A partir de aquel día, la princesa siguió en su recogimiento alejada de todo el mundo, porque se sentía extraña entre las personas que le rodeaban pero siempre procuró que las flores que tanto había amado su abuela y cultivó hasta en el más mínimo detalle, que también siguieran floreciendo en su corazón. Porque de no ser así, lo que se secaba sobre la tierra era su propia alma y no las flores que veía en sus sueños.

El rey y la reina murieron también en este país extraño y los herederos, junto con la princesa Margarita, siguieron viviendo resignados con su destino y con el propósito hecho de no vengarse nunca de nadie y dejar en manos de Dios que tomara la justicia y obrara según su voluntad”.

Cuando terminó mi abuela de contarme este cuento, ella estaba llorando y yo también porque me dio mucha compasión aquella princesica que tanto sufrió. Y mi abuela me dijo: “¡Hijica mía! Nunca te había contado este cuento porque ya te dije que es muy triste pero si algún día tú te vieras como se vio la princesa Margarita, acuérdate de ella. No dejes que por nada en el mundo, el deseo de venganza ni ningún mal sentimiento, entre en tu corazón. Para que no se sequen las flores de tu alma como se estaban secando las que la princesa veía en sus sueños”.
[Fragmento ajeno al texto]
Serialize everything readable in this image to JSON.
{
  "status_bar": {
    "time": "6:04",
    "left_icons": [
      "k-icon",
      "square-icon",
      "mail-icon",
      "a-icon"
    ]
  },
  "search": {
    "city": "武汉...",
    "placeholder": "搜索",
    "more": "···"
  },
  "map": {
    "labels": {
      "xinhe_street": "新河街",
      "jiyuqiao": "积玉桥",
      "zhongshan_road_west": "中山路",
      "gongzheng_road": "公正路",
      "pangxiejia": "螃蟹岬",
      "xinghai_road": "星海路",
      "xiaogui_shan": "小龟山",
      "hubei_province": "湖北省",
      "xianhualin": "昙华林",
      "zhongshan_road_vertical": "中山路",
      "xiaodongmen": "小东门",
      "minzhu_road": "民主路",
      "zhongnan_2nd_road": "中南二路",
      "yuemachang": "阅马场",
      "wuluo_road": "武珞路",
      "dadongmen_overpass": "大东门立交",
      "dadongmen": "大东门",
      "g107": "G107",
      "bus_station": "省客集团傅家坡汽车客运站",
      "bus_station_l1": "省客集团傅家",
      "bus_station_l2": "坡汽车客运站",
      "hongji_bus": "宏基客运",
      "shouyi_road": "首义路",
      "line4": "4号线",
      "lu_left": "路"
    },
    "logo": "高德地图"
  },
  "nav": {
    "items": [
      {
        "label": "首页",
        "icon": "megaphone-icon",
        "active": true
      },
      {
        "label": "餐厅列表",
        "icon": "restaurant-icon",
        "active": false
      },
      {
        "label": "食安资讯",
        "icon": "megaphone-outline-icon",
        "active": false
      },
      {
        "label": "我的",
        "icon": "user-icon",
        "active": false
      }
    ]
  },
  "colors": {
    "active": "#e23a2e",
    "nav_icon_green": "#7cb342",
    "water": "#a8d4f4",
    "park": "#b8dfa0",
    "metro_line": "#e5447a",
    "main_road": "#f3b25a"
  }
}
Y entonces yo le dije a mi abuela: “¡Ay! Madre Asunción. Pero es mucha lástima que le pasara esto a esos reyes y a esa princesa”. Y mi abuela dijo: “Si un día a ti te llegara a suceder algo parecido a lo de la princesa Margarita, acuérdate de este cuento y nunca abrigues deseos de venganza contra nadie. Acepta siempre la voluntad de Dios que sólo El sabe como obrar con justicia” Y yo le seguí preguntando: “Madre Asunción ¿por qué pasan estas cosas en la vida y entre las personas?” A lo que ella dijo: “ ¡Si yo te lo pudiera responder! Pero mira: Cuando Jesús estaba en la cruz, en medio de la amargura de su agonía, sabiendo que moría inocente, le hizo una pregunta al Padre que dice así: Padre ¿por qué me has abandonado? Y no hubo respuesta.

La respuesta se la dio al tercer día cuando Cristo resucitó victorioso. Entonces tuvo Él la respuesta. ¿Cómo sabremos nosotros la respuesta a las angustias que a veces sufrimos en la vida? Sólo Dios lo sabe.